Let me stop here for a moment and explain what happens when I get the shock that my kids are not the delightful little angels I expected them to be.  My mind races.  I ask myself what am I suppose to do in this situation, especially in public with other parents watching me.  And basically, I throw everything, but the kitchen sink at my kids.  NO TV! NO PLAYDATES! NO DINNER! NO HAPPINESS…EVER! Which in hindsight always seems a bit much.  I am just at a loss as to what to do.  Today was no different and especially hard.

At each practice the coach hands out the team’s mascot, a stuffed Jaguar dressed in the team’s uniform, to the member who has improved the most.  That member gets to hold on to the mascot all week.  Amber had been looking forward to the day that she got to bring home the mascot.  And today was that day.  As I sat by the stage expecting him to throw the mascot to anyone, but Amber, I was so happy to see that she had gotten it.  It was exciting and thrilling, because along with that little stuffed jaguar was the mention that Amber had improved as a flyer (The girl they throw in the air.  The plight of the smallest on the squad).  This must have meant that she was getting confident at being flung into the air.  So when she approached me and told me she got homework remediation, I knew what had to be done.  I told her that she couldn’t bring the mascot home and would have to turn it over to the moderator.  *sigh*  This parenting gig is hard, yo!  I really didn’t want to do it, but as I searched my brain I just knew it was not fair for her to get the mascot when she would be missing 2 practices next week thus making the whole squad suffer.  So she cried as she handed over the mascot.  The most heartbreaking is that it will be a long time before she will come up with another chance to take the mascot home, because we have to count this week as the week she was chosen.  Dem the breaks.

On the way home, I second guessed myself and knew that there would be someone somewhere that would tell me I was completely wrong, but I knew it had to be done.  When disciplining Amber she needs a jolt.  She needs something that signals to her that this is serious and makes her remember.  Considering I can ask her to bring down her clothes only to find her going through her closet to find a jacket and has completely forgotten about bringing down the laundry, I need to make a big impact.
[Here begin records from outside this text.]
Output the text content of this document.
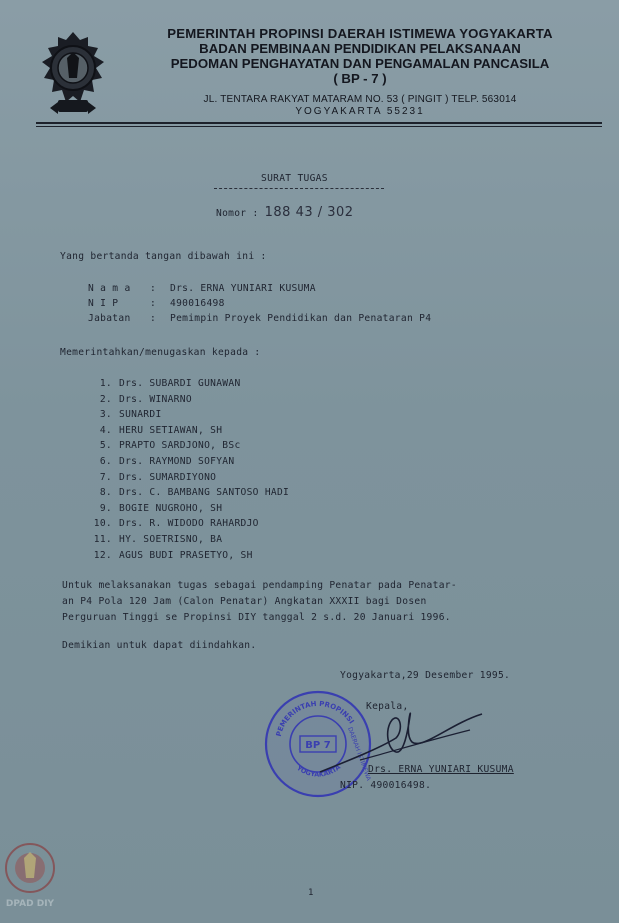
PEMERINTAH PROPINSI DAERAH ISTIMEWA YOGYAKARTA
BADAN PEMBINAAN PENDIDIKAN PELAKSANAAN
PEDOMAN PENGHAYATAN DAN PENGAMALAN PANCASILA
( BP - 7 )
JL. TENTARA RAKYAT MATARAM NO. 53 ( PINGIT ) TELP. 563014
YOGYAKARTA 55231
SURAT TUGAS
Nomor : 188 43 / 302
Yang bertanda tangan dibawah ini :
N a m a	:	Drs. ERNA YUNIARI KUSUMA
N I P	:	490016498
Jabatan	:	Pemimpin Proyek Pendidikan dan Penataran P4
Memerintahkan/menugaskan kepada :
1. Drs. SUBARDI GUNAWAN
2. Drs. WINARNO
3. SUNARDI
4. HERU SETIAWAN, SH
5. PRAPTO SARDJONO, BSc
6. Drs. RAYMOND SOFYAN
7. Drs. SUMARDIYONO
8. Drs. C. BAMBANG SANTOSO HADI
9. BOGIE NUGROHO, SH
10. Drs. R. WIDODO RAHARDJO
11. HY. SOETRISNO, BA
12. AGUS BUDI PRASETYO, SH
Untuk melaksanakan tugas sebagai pendamping Penatar pada Penatar-
an P4 Pola 120 Jam (Calon Penatar) Angkatan XXXII bagi Dosen
Perguruan Tinggi se Propinsi DIY tanggal 2 s.d. 20 Januari 1996.
Demikian untuk dapat diindahkan.
Yogyakarta,29 Desember 1995.
PEMERINTAH PROPINSI
YOGYAKARTA DAERAH ISTIMEWA
BP 7
Kepala,
Drs. ERNA YUNIARI KUSUMA
NIP. 490016498.
1
DPAD DIY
There are other punishments that have gone along with this incident, but I think not being able to bring home the mascot is one she will definitely remember.  Each week she talked about getting to bring home the mascot one week.  Frankly, I never knew handing out punishments would be tough on me.  It is just hard to see her disappointed.  However, I know in the long run she will learn from it.
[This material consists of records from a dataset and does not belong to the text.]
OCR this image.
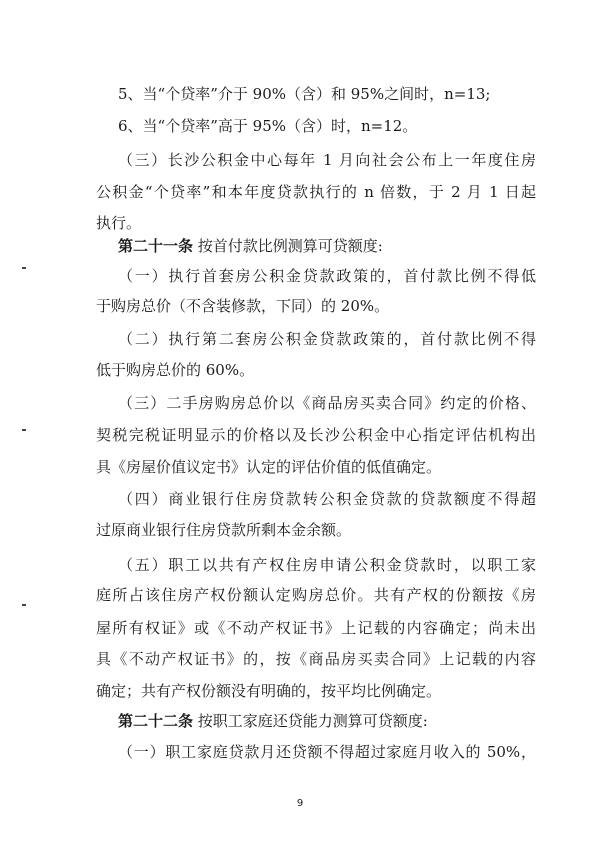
5、当“个贷率”介于 90%（含）和 95%之间时，n=13;
6、当“个贷率”高于 95%（含）时，n=12。
（三）长沙公积金中心每年 1 月向社会公布上一年度住房
公积金“个贷率”和本年度贷款执行的 n 倍数，于 2 月 1 日起
执行。
第二十一条 按首付款比例测算可贷额度:
（一）执行首套房公积金贷款政策的，首付款比例不得低
于购房总价（不含装修款，下同）的 20%。
（二）执行第二套房公积金贷款政策的，首付款比例不得
低于购房总价的 60%。
（三）二手房购房总价以《商品房买卖合同》约定的价格、
契税完税证明显示的价格以及长沙公积金中心指定评估机构出
具《房屋价值议定书》认定的评估价值的低值确定。
（四）商业银行住房贷款转公积金贷款的贷款额度不得超
过原商业银行住房贷款所剩本金余额。
（五）职工以共有产权住房申请公积金贷款时，以职工家
庭所占该住房产权份额认定购房总价。共有产权的份额按《房
屋所有权证》或《不动产权证书》上记载的内容确定；尚未出
具《不动产权证书》的，按《商品房买卖合同》上记载的内容
确定；共有产权份额没有明确的，按平均比例确定。
第二十二条 按职工家庭还贷能力测算可贷额度:
（一）职工家庭贷款月还贷额不得超过家庭月收入的 50%，
9
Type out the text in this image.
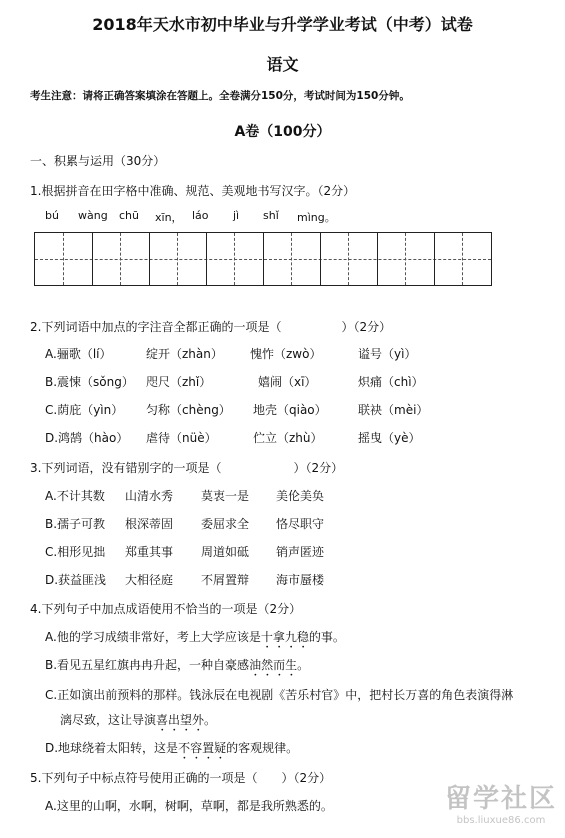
2018年天水市初中毕业与升学学业考试（中考）试卷
语文
考生注意：请将正确答案填涂在答题上。全卷满分150分，考试时间为150分钟。
A卷（100分）
一、积累与运用（30分）
1.根据拼音在田字格中准确、规范、美观地书写汉字。（2分）
bú wàng chū xīn， láo jì shǐ mìng。
2.下列词语中加点的字注音全都正确的一项是（　　　　　）（2分）
A.骊歌（lí）	绽开（zhàn） 愧怍（zwò）	谥号（yì）
B.震悚（sǒng） 咫尺（zhǐ）	嬉闹（xī）	炽痛（chì）
C.荫庇（yìn） 匀称（chèng） 地壳（qiào）	联袂（mèi）
D.鸿鹄（hào） 虐待（nüè）	伫立（zhù）	摇曳（yè）
3.下列词语，没有错别字的一项是（　　　　　　）（2分）
A.不计其数 山清水秀 莫衷一是 美伦美奂
B.孺子可教 根深蒂固 委屈求全 恪尽职守
C.相形见拙 郑重其事 周道如砥 销声匿迹
D.获益匪浅 大相径庭 不屑置辩 海市蜃楼
4.下列句子中加点成语使用不恰当的一项是（2分）
A.他的学习成绩非常好，考上大学应该是十拿九稳的事。
B.看见五星红旗冉冉升起，一种自豪感油然而生。
C.正如演出前预料的那样。钱泳辰在电视剧《苦乐村官》中，把村长万喜的角色表演得淋
漓尽致，这让导演喜出望外。
D.地球绕着太阳转，这是不容置疑的客观规律。
5.下列句子中标点符号使用正确的一项是（　　）（2分）
A.这里的山啊，水啊，树啊，草啊，都是我所熟悉的。	留学社区
bbs.liuxue86.com
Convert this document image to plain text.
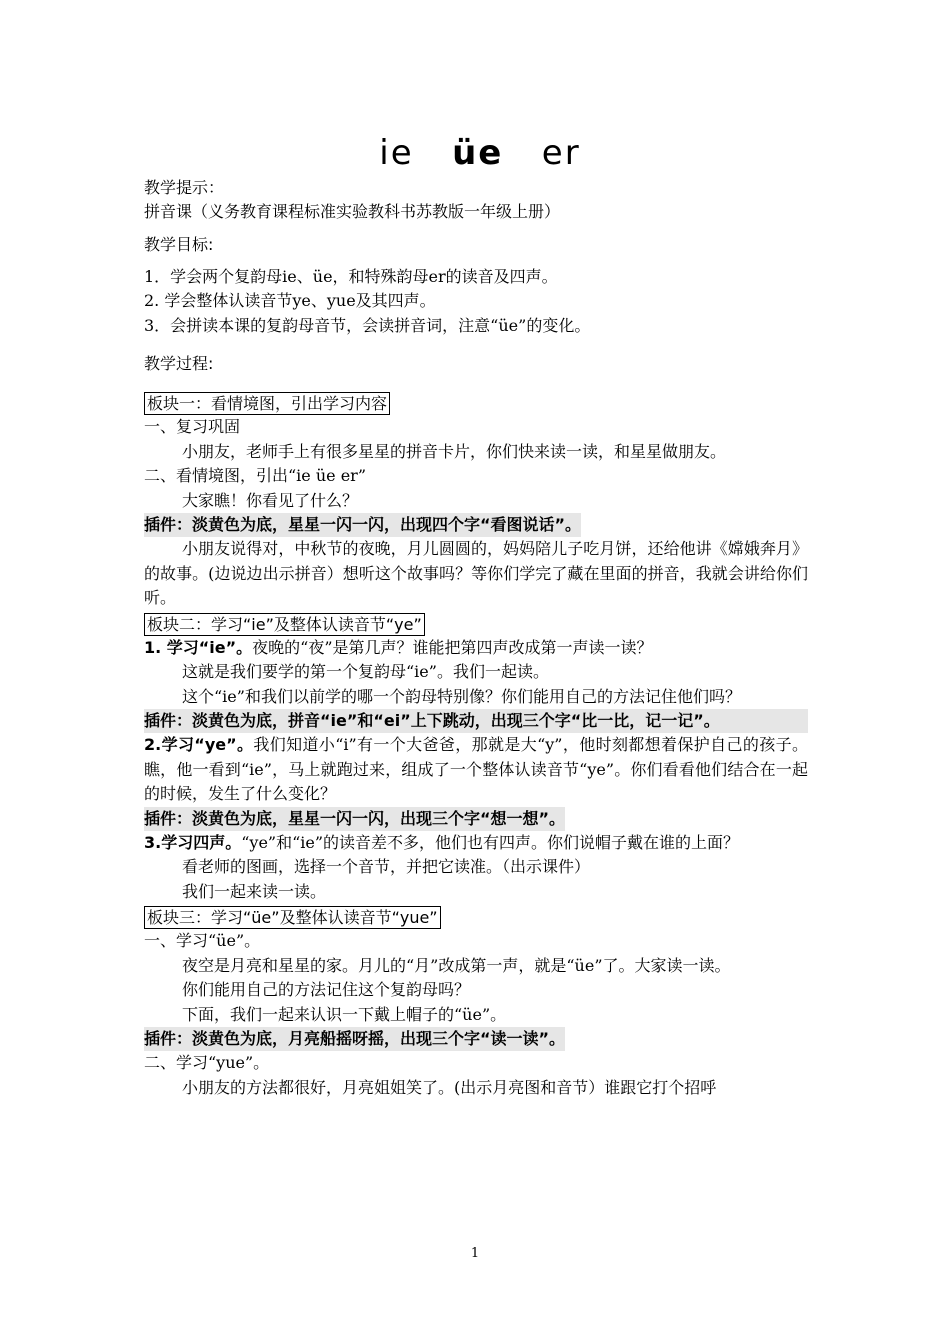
ie üe er

教学提示：

拼音课（义务教育课程标准实验教科书苏教版一年级上册）

教学目标:

1．学会两个复韵母ie、üe，和特殊韵母er的读音及四声。

2. 学会整体认读音节ye、yue及其四声。

3．会拼读本课的复韵母音节，会读拼音词，注意“üe”的变化。

教学过程:

板块一：看情境图，引出学习内容

一、复习巩固

小朋友，老师手上有很多星星的拼音卡片，你们快来读一读，和星星做朋友。

二、看情境图，引出“ie üe er”

大家瞧！你看见了什么？

插件：淡黄色为底，星星一闪一闪，出现四个字“看图说话”。

小朋友说得对，中秋节的夜晚，月儿圆圆的，妈妈陪儿子吃月饼，还给他讲《嫦娥奔月》的故事。(边说边出示拼音）想听这个故事吗？等你们学完了藏在里面的拼音，我就会讲给你们听。

板块二：学习“ie”及整体认读音节“ye”

1. 学习“ie”。夜晚的“夜”是第几声？谁能把第四声改成第一声读一读？

这就是我们要学的第一个复韵母“ie”。我们一起读。

这个“ie”和我们以前学的哪一个韵母特别像？你们能用自己的方法记住他们吗？

插件：淡黄色为底，拼音“ie”和“ei”上下跳动，出现三个字“比一比，记一记”。

2.学习“ye”。我们知道小“i”有一个大爸爸，那就是大“y”，他时刻都想着保护自己的孩子。瞧，他一看到“ie”，马上就跑过来，组成了一个整体认读音节“ye”。你们看看他们结合在一起的时候，发生了什么变化？

插件：淡黄色为底，星星一闪一闪，出现三个字“想一想”。

3.学习四声。“ye”和“ie”的读音差不多，他们也有四声。你们说帽子戴在谁的上面？

看老师的图画，选择一个音节，并把它读准。（出示课件）

我们一起来读一读。

板块三：学习“üe”及整体认读音节“yue”

一、学习“üe”。

夜空是月亮和星星的家。月儿的“月”改成第一声，就是“üe”了。大家读一读。

你们能用自己的方法记住这个复韵母吗？

下面，我们一起来认识一下戴上帽子的“üe”。

插件：淡黄色为底，月亮船摇呀摇，出现三个字“读一读”。

二、学习“yue”。

小朋友的方法都很好，月亮姐姐笑了。(出示月亮图和音节）谁跟它打个招呼

1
Of course, I have learned from this as well.  I have learned that I must be on top of Amber.  I must read every assignment, sign papers that maybe don’t necessarily need signing (2 of her missed homework assignments were because I didn’t sign certain papers, even though I know I signed them but can’t prove it, now), go over her assignment book several times and require her to bring home every book so she can’t say that she forgot.  I have, also, learned that I can’t let my guard down.  I thought Amber had this homework thing down.  Apparently, just as much as 4th grade homework sucks for her, it sucks for me, too.  Nights at the Old Homestead are going to be more chaotic than before and I don’t know if my sanity can take it.  This means pushing bedtime to 8pm, which means mornings are going to be a beast.  And once again, I am smacked in the face with the realization that once you get over one parenting hurdle there is another one waiting for you just around the corner to trip, point and laugh at you while you struggle to regain your footing.  And to think I get to do this 2 more times.  I will either collapse from exhaustion or cross the finish line a champion.  I am merely praying to make it out alive.